Good Bye, Clean Water (Act)

Judith Lewis of the LA Weekly summarizes the issues before the Supreme Court currently debating the Clean Water Act. Among the things she says:

One state’s boon is another state’s disaster, and it doesn’t much matter whether that state is red or blue: If you’ve seen what happens when your swamps disappear, as they have in Florida, you know why it’s important to protect them.
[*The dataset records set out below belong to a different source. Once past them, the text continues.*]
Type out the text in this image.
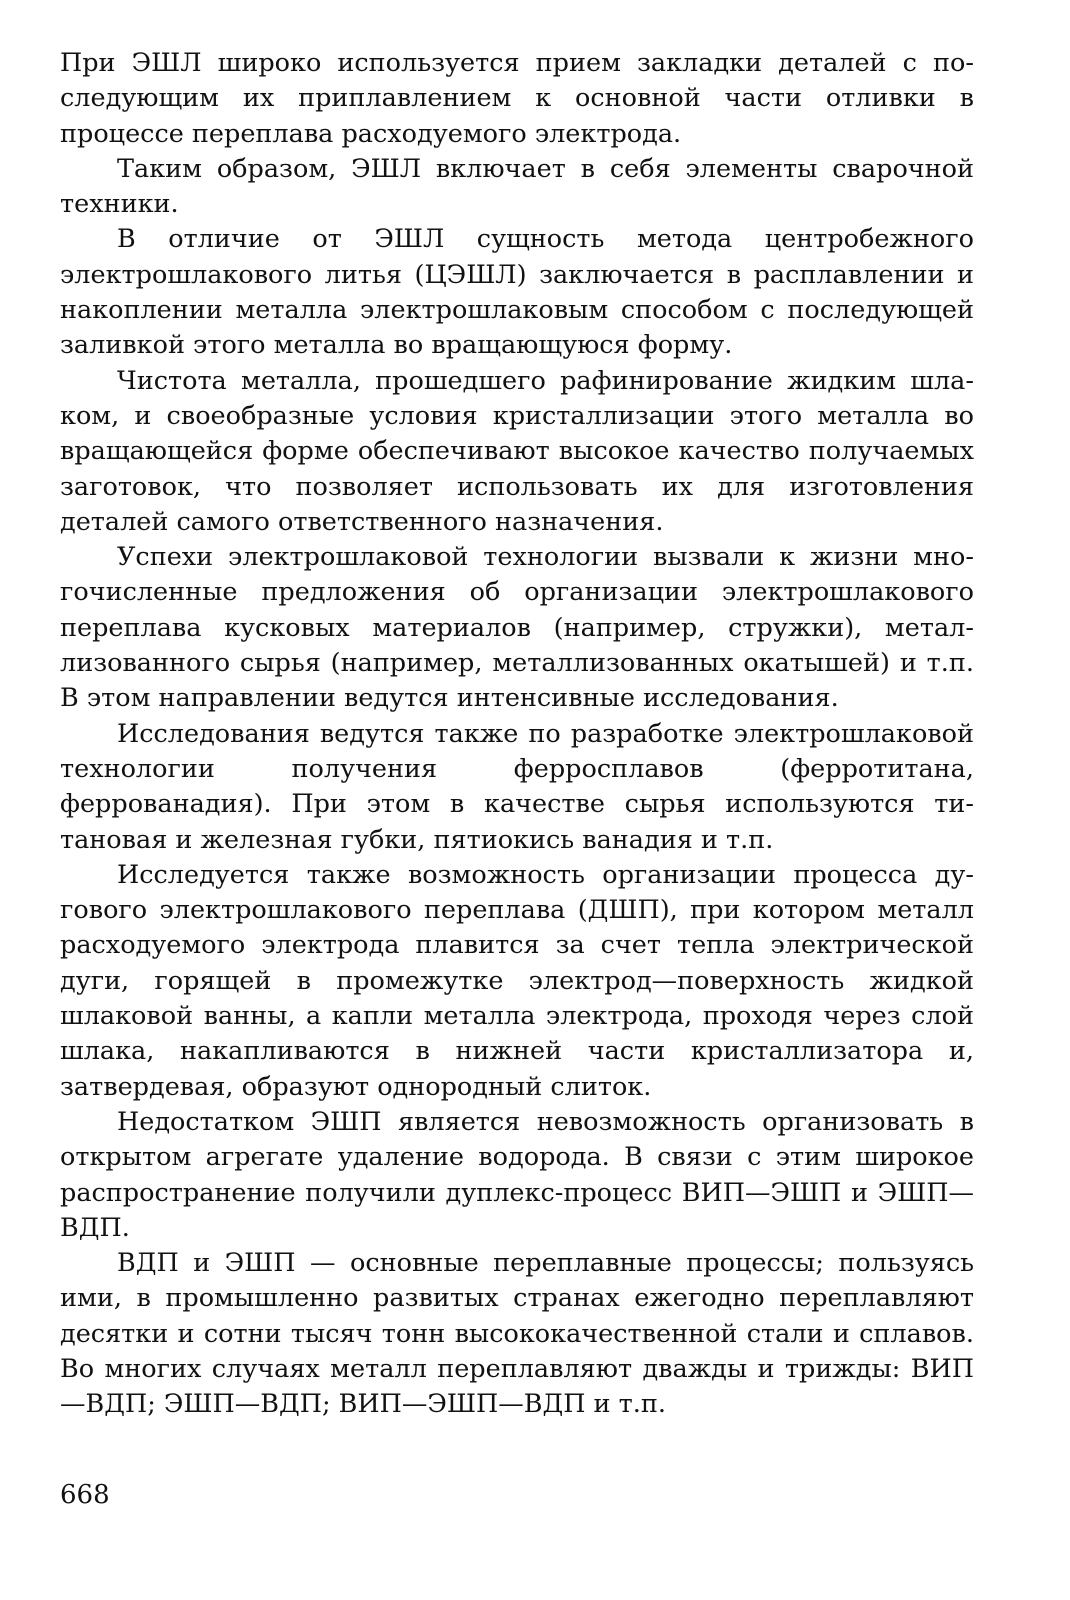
При ЭШЛ широко используется прием закладки деталей с последующим их приплавлением к основной части отливки в процессе переплава расходуемого электрода.

Таким образом, ЭШЛ включает в себя элементы сварочной техники.

В отличие от ЭШЛ сущность метода центробежного электрошлакового литья (ЦЭШЛ) заключается в расплавлении и накоплении металла электрошлаковым способом с последующей заливкой этого металла во вращающуюся форму.

Чистота металла, прошедшего рафинирование жидким шлаком, и своеобразные условия кристаллизации этого металла во вращающейся форме обеспечивают высокое качество получаемых заготовок, что позволяет использовать их для изготовления деталей самого ответственного назначения.

Успехи электрошлаковой технологии вызвали к жизни многочисленные предложения об организации электрошлакового переплава кусковых материалов (например, стружки), металлизованного сырья (например, металлизованных окатышей) и т.п. В этом направлении ведутся интенсивные исследования.

Исследования ведутся также по разработке электрошлаковой технологии получения ферросплавов (ферротитана, феррованадия). При этом в качестве сырья используются титановая и железная губки, пятиокись ванадия и т.п.

Исследуется также возможность организации процесса дугового электрошлакового переплава (ДШП), при котором металл расходуемого электрода плавится за счет тепла электрической дуги, горящей в промежутке электрод—поверхность жидкой шлаковой ванны, а капли металла электрода, проходя через слой шлака, накапливаются в нижней части кристаллизатора и, затвердевая, образуют однородный слиток.

Недостатком ЭШП является невозможность организовать в открытом агрегате удаление водорода. В связи с этим широкое распространение получили дуплекс-процесс ВИП—ЭШП и ЭШП—ВДП.

ВДП и ЭШП — основные переплавные процессы; пользуясь ими, в промышленно развитых странах ежегодно переплавляют десятки и сотни тысяч тонн высококачественной стали и сплавов. Во многих случаях металл переплавляют дважды и трижды: ВИП—ВДП; ЭШП—ВДП; ВИП—ЭШП—ВДП и т.п.

668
In other words, each state is free to screw up its water and then realize too late that they need to protect their wetlands? This points to the insanity that underlies all Federal Environmental Regulation, they are based on the Federal Government’s authority to “Regulate Interstate Commerce” under the Commerce clause of the Constitution. Since Environmental Protection is not mentioned in the Constitution (did they even have indoor plumbing of the non chamber pot variety?), it is considered a state subject unless it affects “commerce”. This can be interpreted either expansively to protect the environment, or Scalialisciously (thank you, the very wonderful Dahlia Lithwick, the only Supreme Court columnist to have her own fan page) to let any one build/dump wherever they please as long as they are not on the banks of the Mississippi! The CWA specifically empowers states to issue permits and it would seem that an successful challenge would really muddy the waters  🙁

Reading Lithwick’s dispatch leaves me to believe that it’s going to be a close call. Justices Scalia and Roberts seem to be finely parsing language and displaying a contemptuous and obviously fake ignorance of watershed hydrology. Hopefully, the center (Kennedy) will hold, He is a “States Rights” kinda guy, though, which is scary. On the other hand, he likes European Law and Europe is the Queen of classic command and control environmental regulation. Help, I can’t stand the suspense, what do the Vegas lines say???! Here are some of the possible consequences of an unfavorable ruling –

Under that topsy-turvy interpretation of the landmark 1972 law, more than half of all streams in the United States, as well as one-fifth of all wetlands, would no longer be protected, according to the federal Environmental Protection Agency. And waterways that provide drinking water for more than one in three Americans would be at risk. Nearly 150,000 miles of protected streams in California could be threatened.

The federal government is arguing for the continuation of the CWA, which I guess is some relief, hope they want to win this one.